Marrity could feel his face getting hot. "Is Daphne talking to him? "
"I don't imagine he's eager to talk to her," said Charlotte quietly. "He's experienced two lifelines already — one broke somehow, and spilled him into the other. In the original happy one, Daphne died yesterday, in that Italian restaurant. He wants to make sure that in this time line she doesn't grow up — doesn't go on living."
Marrity was dizzy, and couldn't make himself look at Charlotte. "He's not me, I could never want that. What could Daphne ever do—"
He was staring down at his clenched fists, and Charlotte took hold of one of them. "There is no the future," she repeated. "When you get free of this, you and Daphne can do anything you choose to do." She squeezed his hand. "But he told Golze that in his second lifeline, you — he, that is, he and Daphne were both alcoholics, living in a trailer somewhere, and they hated each other. Daphne tried to take his car at one point, and he tried to block her, and she backed it over him."
"Those weren't us. Those weren't us."
"Make them not be."
She was facing him, so he couldn't see her eyes. "What do you—" he began, then halted uncertainly. When she cocked her head, he went on: "It's none of my business, but what do you want to use the time machine for?"
She took a deep drag on her cigarette and exhaled a long sigh of smoke. "True," she said, almost absently, "it's none of your business. But none of your life is my business — I am not Daphne's keeper — but somehow I'm knee deep in it anyway." She stubbed out the cigarette in the ashtray. "You've got an advance warning to go easy on the booze, haven't you?"
"Yes, I guess I have."
"Did you plan to start going easy today?"
"No, not today."
She picked up her empty glass and half stood up — then sat back down again. "I want to go back," she said quietly but quickly, "and prevent my younger self from being blinded in 1978. All I've worked for is to save her. I don't even think of that little girl as me anymore, I think of her more as my lost daughter who needs rescuing. If I can save her I can disappear, and she'll be a new person, born out of me like—" She waved her empty glass.

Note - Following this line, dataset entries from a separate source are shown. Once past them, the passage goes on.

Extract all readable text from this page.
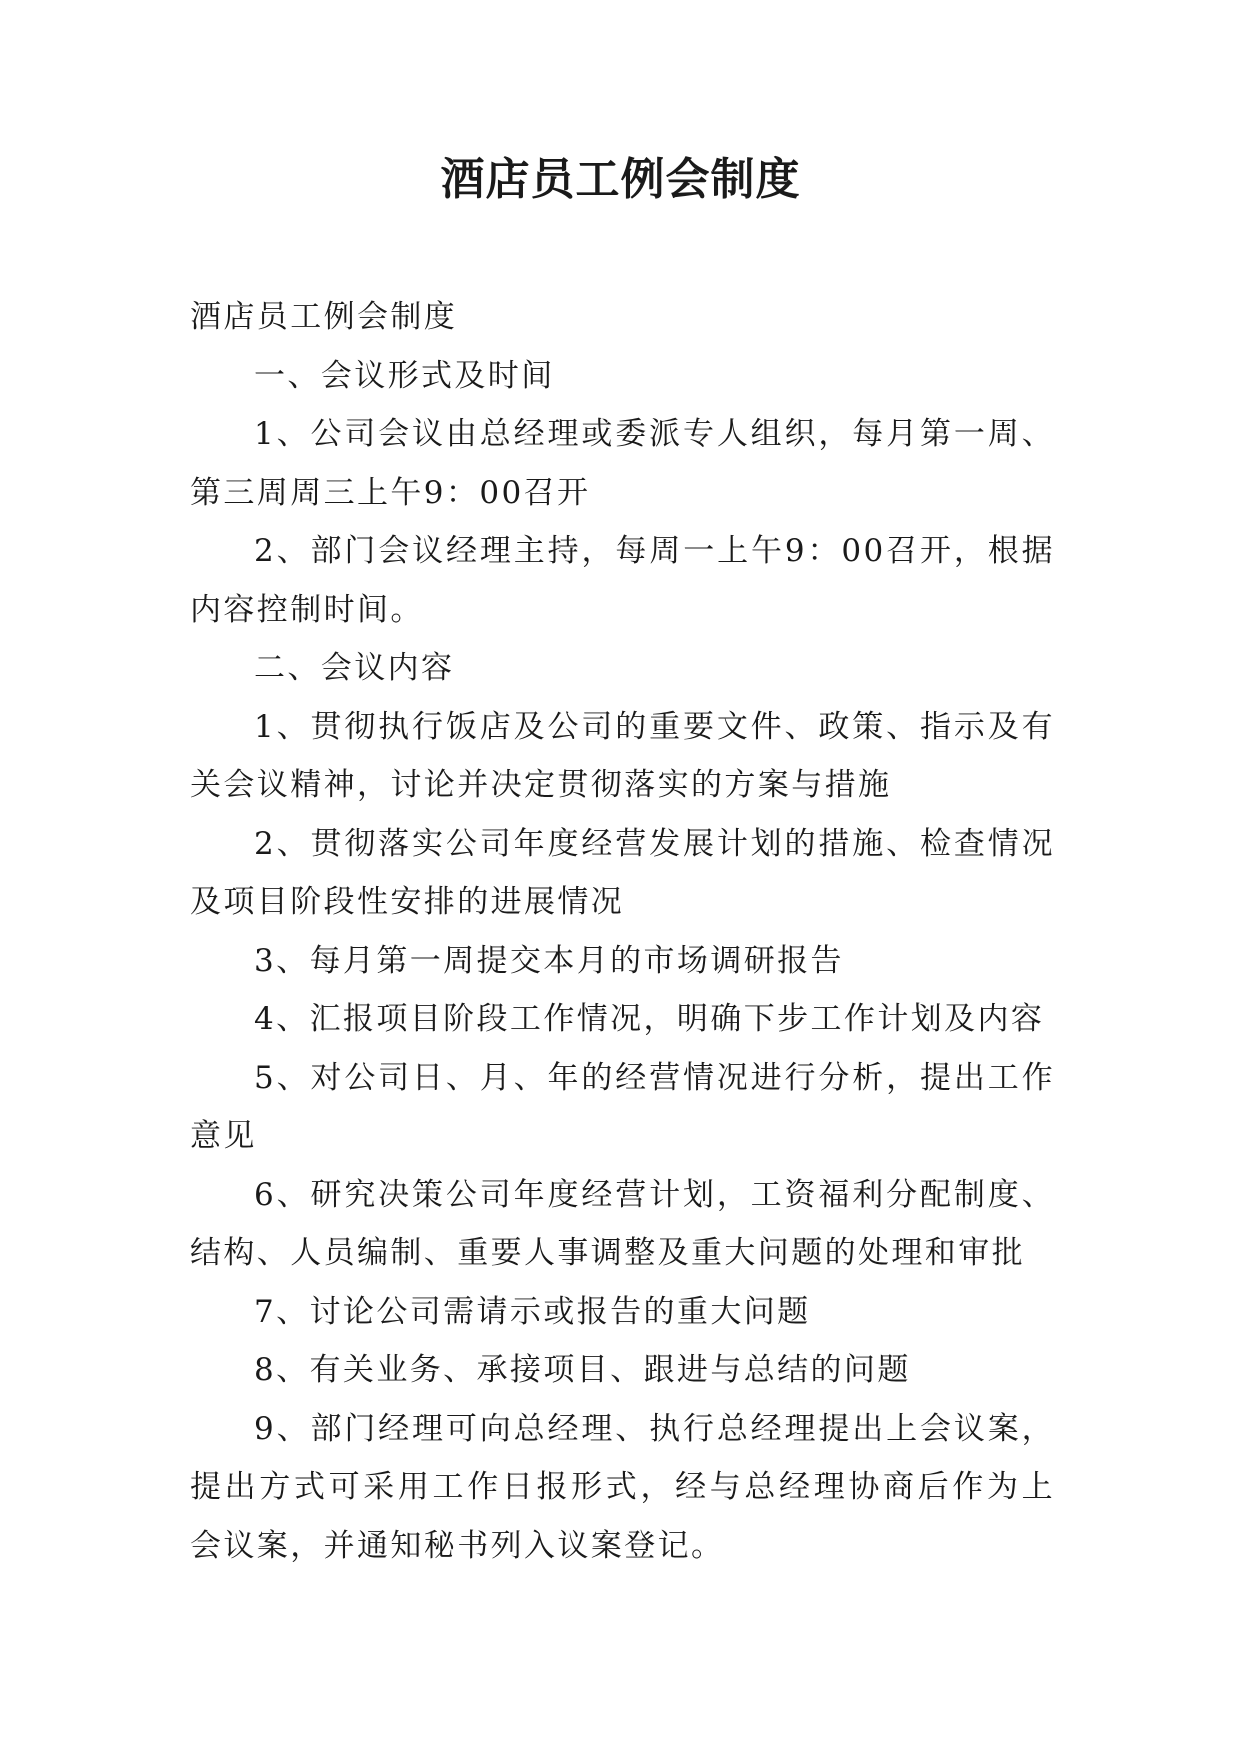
酒店员工例会制度

酒店员工例会制度

一、会议形式及时间

1、公司会议由总经理或委派专人组织，每月第一周、第三周周三上午9：00召开

2、部门会议经理主持，每周一上午9：00召开，根据内容控制时间。

二、会议内容

1、贯彻执行饭店及公司的重要文件、政策、指示及有关会议精神，讨论并决定贯彻落实的方案与措施

2、贯彻落实公司年度经营发展计划的措施、检查情况及项目阶段性安排的进展情况

3、每月第一周提交本月的市场调研报告

4、汇报项目阶段工作情况，明确下步工作计划及内容

5、对公司日、月、年的经营情况进行分析，提出工作意见

6、研究决策公司年度经营计划，工资福利分配制度、结构、人员编制、重要人事调整及重大问题的处理和审批

7、讨论公司需请示或报告的重大问题

8、有关业务、承接项目、跟进与总结的问题

9、部门经理可向总经理、执行总经理提出上会议案，提出方式可采用工作日报形式，经与总经理协商后作为上会议案，并通知秘书列入议案登记。
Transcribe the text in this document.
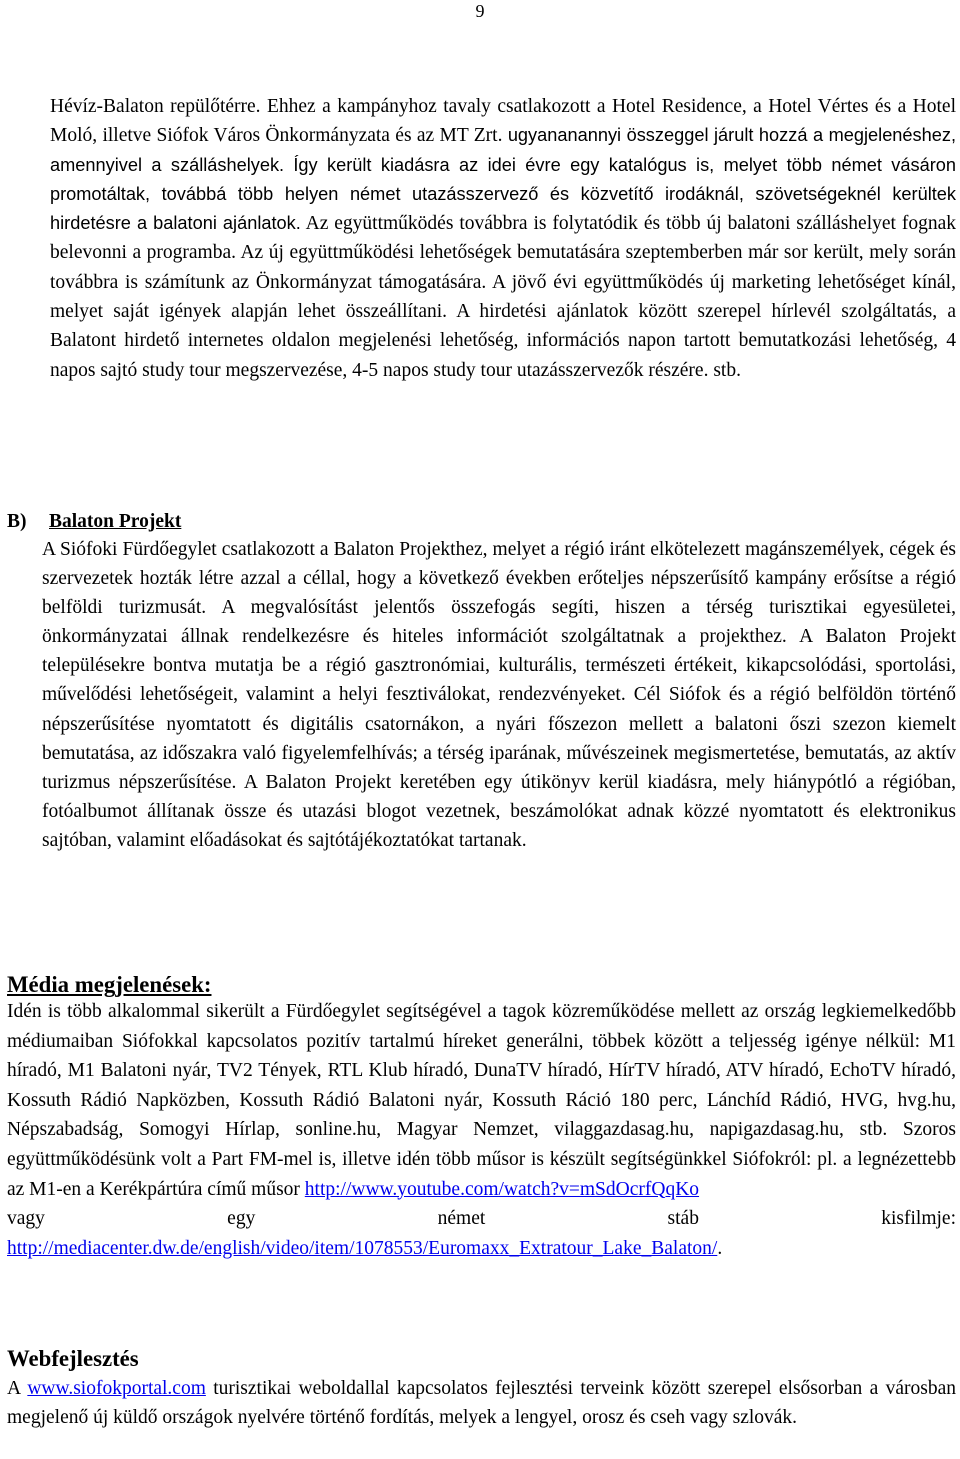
9

Hévíz-Balaton repülőtérre. Ehhez a kampányhoz tavaly csatlakozott a Hotel Residence, a Hotel Vértes és a Hotel Moló, illetve Siófok Város Önkormányzata és az MT Zrt. ugyananannyi összeggel járult hozzá a megjelenéshez, amennyivel a szálláshelyek. Így került kiadásra az idei évre egy katalógus is, melyet több német vásáron promotáltak, továbbá több helyen német utazásszervező és közvetítő irodáknál, szövetségeknél kerültek hirdetésre a balatoni ajánlatok. Az együttműködés továbbra is folytatódik és több új balatoni szálláshelyet fognak belevonni a programba. Az új együttműködési lehetőségek bemutatására szeptemberben már sor került, mely során továbbra is számítunk az Önkormányzat támogatására. A jövő évi együttműködés új marketing lehetőséget kínál, melyet saját igények alapján lehet összeállítani. A hirdetési ajánlatok között szerepel hírlevél szolgáltatás, a Balatont hirdető internetes oldalon megjelenési lehetőség, információs napon tartott bemutatkozási lehetőség, 4 napos sajtó study tour megszervezése, 4-5 napos study tour utazásszervezők részére. stb.

B) Balaton Projekt

A Siófoki Fürdőegylet csatlakozott a Balaton Projekthez, melyet a régió iránt elkötelezett magánszemélyek, cégek és szervezetek hozták létre azzal a céllal, hogy a következő években erőteljes népszerűsítő kampány erősítse a régió belföldi turizmusát. A megvalósítást jelentős összefogás segíti, hiszen a térség turisztikai egyesületei, önkormányzatai állnak rendelkezésre és hiteles információt szolgáltatnak a projekthez. A Balaton Projekt településekre bontva mutatja be a régió gasztronómiai, kulturális, természeti értékeit, kikapcsolódási, sportolási, művelődési lehetőségeit, valamint a helyi fesztiválokat, rendezvényeket. Cél Siófok és a régió belföldön történő népszerűsítése nyomtatott és digitális csatornákon, a nyári főszezon mellett a balatoni őszi szezon kiemelt bemutatása, az időszakra való figyelemfelhívás; a térség iparának, művészeinek megismertetése, bemutatás, az aktív turizmus népszerűsítése. A Balaton Projekt keretében egy útikönyv kerül kiadásra, mely hiánypótló a régióban, fotóalbumot állítanak össze és utazási blogot vezetnek, beszámolókat adnak közzé nyomtatott és elektronikus sajtóban, valamint előadásokat és sajtótájékoztatókat tartanak.

Média megjelenések:

Idén is több alkalommal sikerült a Fürdőegylet segítségével a tagok közreműködése mellett az ország legkiemelkedőbb médiumaiban Siófokkal kapcsolatos pozitív tartalmú híreket generálni, többek között a teljesség igénye nélkül: M1 híradó, M1 Balatoni nyár, TV2 Tények, RTL Klub híradó, DunaTV híradó, HírTV híradó, ATV híradó, EchoTV híradó, Kossuth Rádió Napközben, Kossuth Rádió Balatoni nyár, Kossuth Ráció 180 perc, Lánchíd Rádió, HVG, hvg.hu, Népszabadság, Somogyi Hírlap, sonline.hu, Magyar Nemzet, vilaggazdasag.hu, napigazdasag.hu, stb. Szoros együttműködésünk volt a Part FM-mel is, illetve idén több műsor is készült segítségünkkel Siófokról: pl. a legnézettebb az M1-en a Kerékpártúra című műsor http://www.youtube.com/watch?v=mSdOcrfQqKo
vagy egy német stáb kisfilmje:
http://mediacenter.dw.de/english/video/item/1078553/Euromaxx_Extratour_Lake_Balaton/.

Webfejlesztés

A www.siofokportal.com turisztikai weboldallal kapcsolatos fejlesztési terveink között szerepel elsősorban a városban megjelenő új küldő országok nyelvére történő fordítás, melyek a lengyel, orosz és cseh vagy szlovák.
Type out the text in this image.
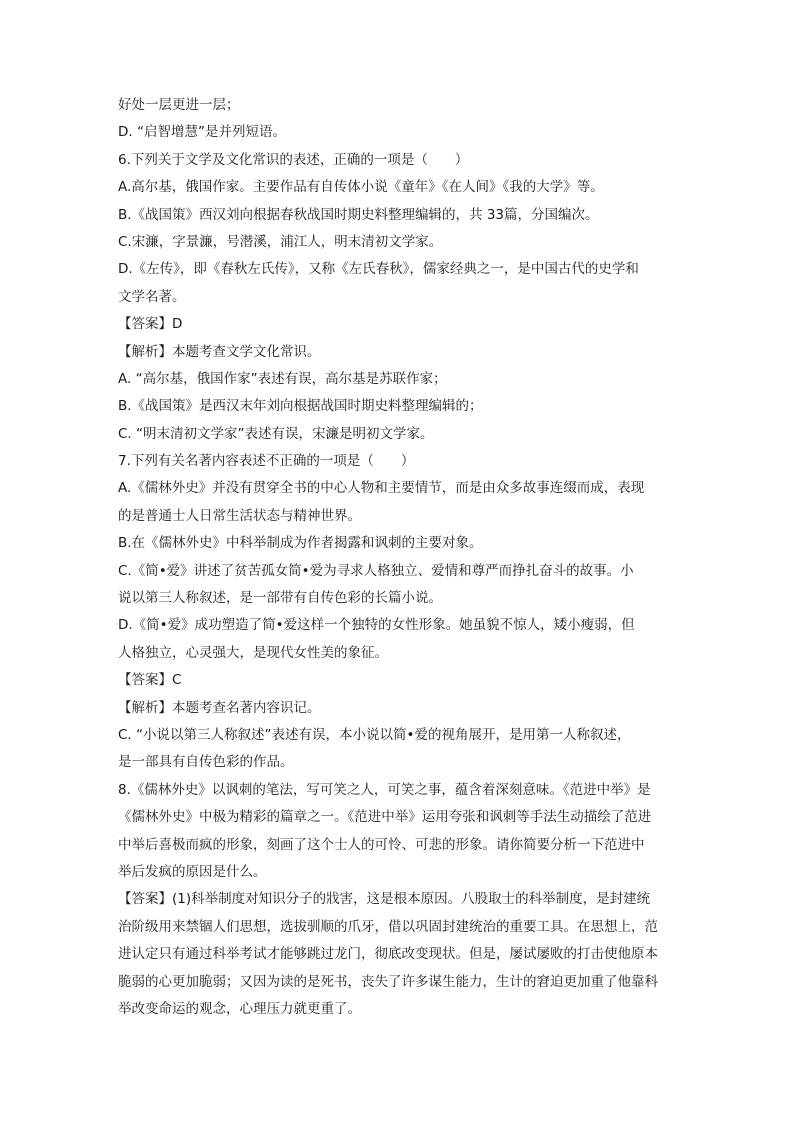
好处一层更进一层；
D. “启智增慧”是并列短语。
6.下列关于文学及文化常识的表述，正确的一项是（　　）
A.高尔基，俄国作家。主要作品有自传体小说《童年》《在人间》《我的大学》等。
B.《战国策》西汉刘向根据春秋战国时期史料整理编辑的，共 33篇，分国编次。
C.宋濂，字景濂，号潜溪，浦江人，明末清初文学家。
D.《左传》，即《春秋左氏传》，又称《左氏春秋》，儒家经典之一，是中国古代的史学和
文学名著。
【答案】D
【解析】本题考查文学文化常识。
A. “高尔基，俄国作家”表述有误，高尔基是苏联作家；
B.《战国策》是西汉末年刘向根据战国时期史料整理编辑的；
C. “明末清初文学家”表述有误，宋濂是明初文学家。
7.下列有关名著内容表述不正确的一项是（　　）
A.《儒林外史》并没有贯穿全书的中心人物和主要情节，而是由众多故事连缀而成，表现
的是普通士人日常生活状态与精神世界。
B.在《儒林外史》中科举制成为作者揭露和讽刺的主要对象。
C.《简•爱》讲述了贫苦孤女简•爱为寻求人格独立、爱情和尊严而挣扎奋斗的故事。小
说以第三人称叙述，是一部带有自传色彩的长篇小说。
D.《简•爱》成功塑造了简•爱这样一个独特的女性形象。她虽貌不惊人，矮小瘦弱，但
人格独立，心灵强大，是现代女性美的象征。
【答案】C
【解析】本题考查名著内容识记。
C. “小说以第三人称叙述”表述有误，本小说以简•爱的视角展开，是用第一人称叙述，
是一部具有自传色彩的作品。
8.《儒林外史》以讽刺的笔法，写可笑之人，可笑之事，蕴含着深刻意味。《范进中举》是
《儒林外史》中极为精彩的篇章之一。《范进中举》运用夸张和讽刺等手法生动描绘了范进
中举后喜极而疯的形象，刻画了这个士人的可怜、可悲的形象。请你简要分析一下范进中
举后发疯的原因是什么。
【答案】(1)科举制度对知识分子的戕害，这是根本原因。八股取士的科举制度，是封建统
治阶级用来禁锢人们思想，选拔驯顺的爪牙，借以巩固封建统治的重要工具。在思想上，范
进认定只有通过科举考试才能够跳过龙门，彻底改变现状。但是，屡试屡败的打击使他原本
脆弱的心更加脆弱；又因为读的是死书，丧失了许多谋生能力，生计的窘迫更加重了他靠科
举改变命运的观念，心理压力就更重了。
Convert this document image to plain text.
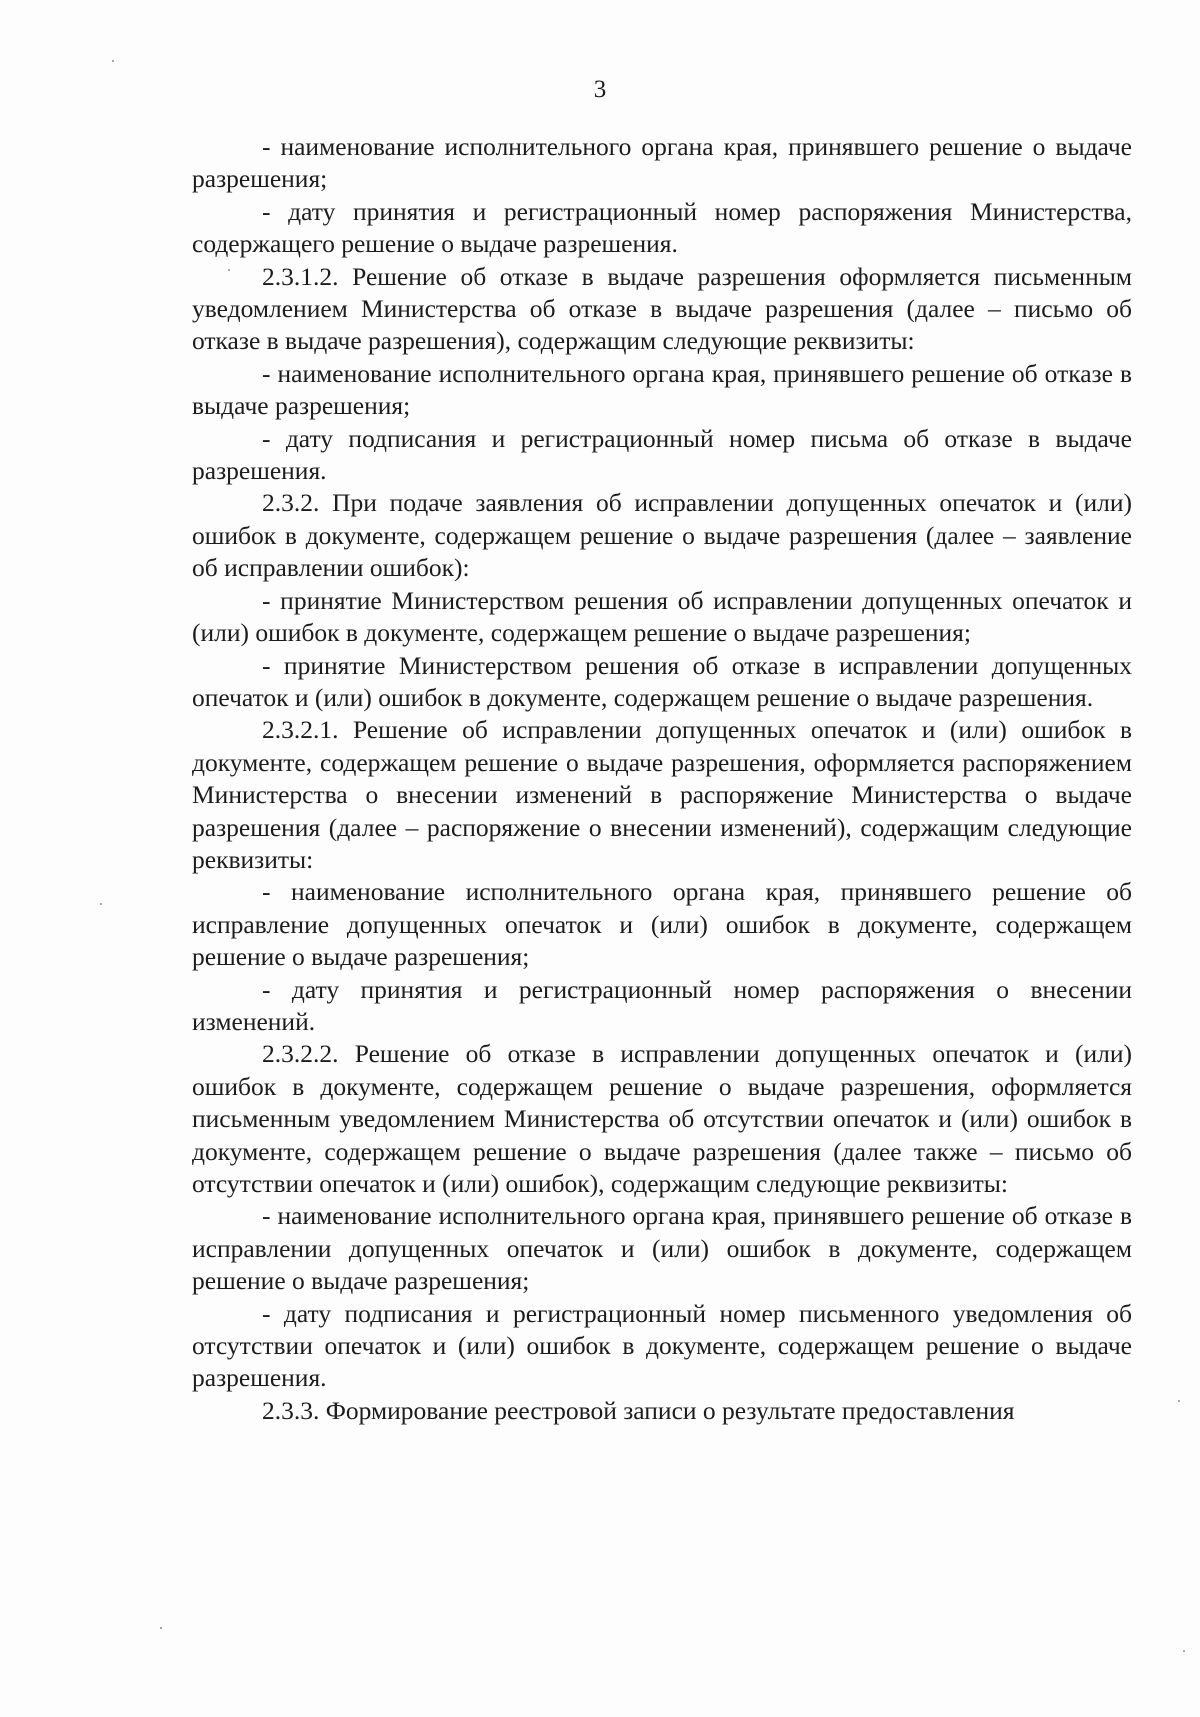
3

- наименование исполнительного органа края, принявшего решение о выдаче разрешения;

- дату принятия и регистрационный номер распоряжения Министерства, содержащего решение о выдаче разрешения.

2.3.1.2. Решение об отказе в выдаче разрешения оформляется письменным уведомлением Министерства об отказе в выдаче разрешения (далее – письмо об отказе в выдаче разрешения), содержащим следующие реквизиты:

- наименование исполнительного органа края, принявшего решение об отказе в выдаче разрешения;

- дату подписания и регистрационный номер письма об отказе в выдаче разрешения.

2.3.2. При подаче заявления об исправлении допущенных опечаток и (или) ошибок в документе, содержащем решение о выдаче разрешения (далее – заявление об исправлении ошибок):

- принятие Министерством решения об исправлении допущенных опечаток и (или) ошибок в документе, содержащем решение о выдаче разрешения;

- принятие Министерством решения об отказе в исправлении допущенных опечаток и (или) ошибок в документе, содержащем решение о выдаче разрешения.

2.3.2.1. Решение об исправлении допущенных опечаток и (или) ошибок в документе, содержащем решение о выдаче разрешения, оформляется распоряжением Министерства о внесении изменений в распоряжение Министерства о выдаче разрешения (далее – распоряжение о внесении изменений), содержащим следующие реквизиты:

- наименование исполнительного органа края, принявшего решение об исправление допущенных опечаток и (или) ошибок в документе, содержащем решение о выдаче разрешения;

- дату принятия и регистрационный номер распоряжения о внесении изменений.

2.3.2.2. Решение об отказе в исправлении допущенных опечаток и (или) ошибок в документе, содержащем решение о выдаче разрешения, оформляется письменным уведомлением Министерства об отсутствии опечаток и (или) ошибок в документе, содержащем решение о выдаче разрешения (далее также – письмо об отсутствии опечаток и (или) ошибок), содержащим следующие реквизиты:

- наименование исполнительного органа края, принявшего решение об отказе в исправлении допущенных опечаток и (или) ошибок в документе, содержащем решение о выдаче разрешения;

- дату подписания и регистрационный номер письменного уведомления об отсутствии опечаток и (или) ошибок в документе, содержащем решение о выдаче разрешения.

2.3.3. Формирование реестровой записи о результате предоставления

"Like parthenogenesis," said Marrity.
"Exactly. Identical body, but not this person." She took hold of his empty glass in her free hand and straightened gracefully to her feet. "Same again?"
"Same again."
The Roosevelt Hotel was right across the street from the banners and green copper roofs of the Chinese Theater forecourt, and Lepidopt shifted to stare at the ornate old structure as Malk turned off Hollywood Boulevard at Orange and found a parking place at the curb, avoiding the Roosevelt's valet parking.
Do they wonder what's become of their Charlie Chaplin slab? Lepidopt thought, rocking in the abruptly stopped car. Who'd imagine it's in the Wigwam Motel in San Bernardino now?
"APAM, gentlemen," said Mishal as they got out of the car and blinked in the heat and late afternoon sun glare of the summer Hollywood sidewalk.
Lepidopt had had enough. APAM, short for Avtahat Paylut Modienit, meant securing operational activity, and it was the first thing a Mossad katsa was required to learn.
"We're katsas," he said shortly.
"Of course you are," said Mishal with a smile.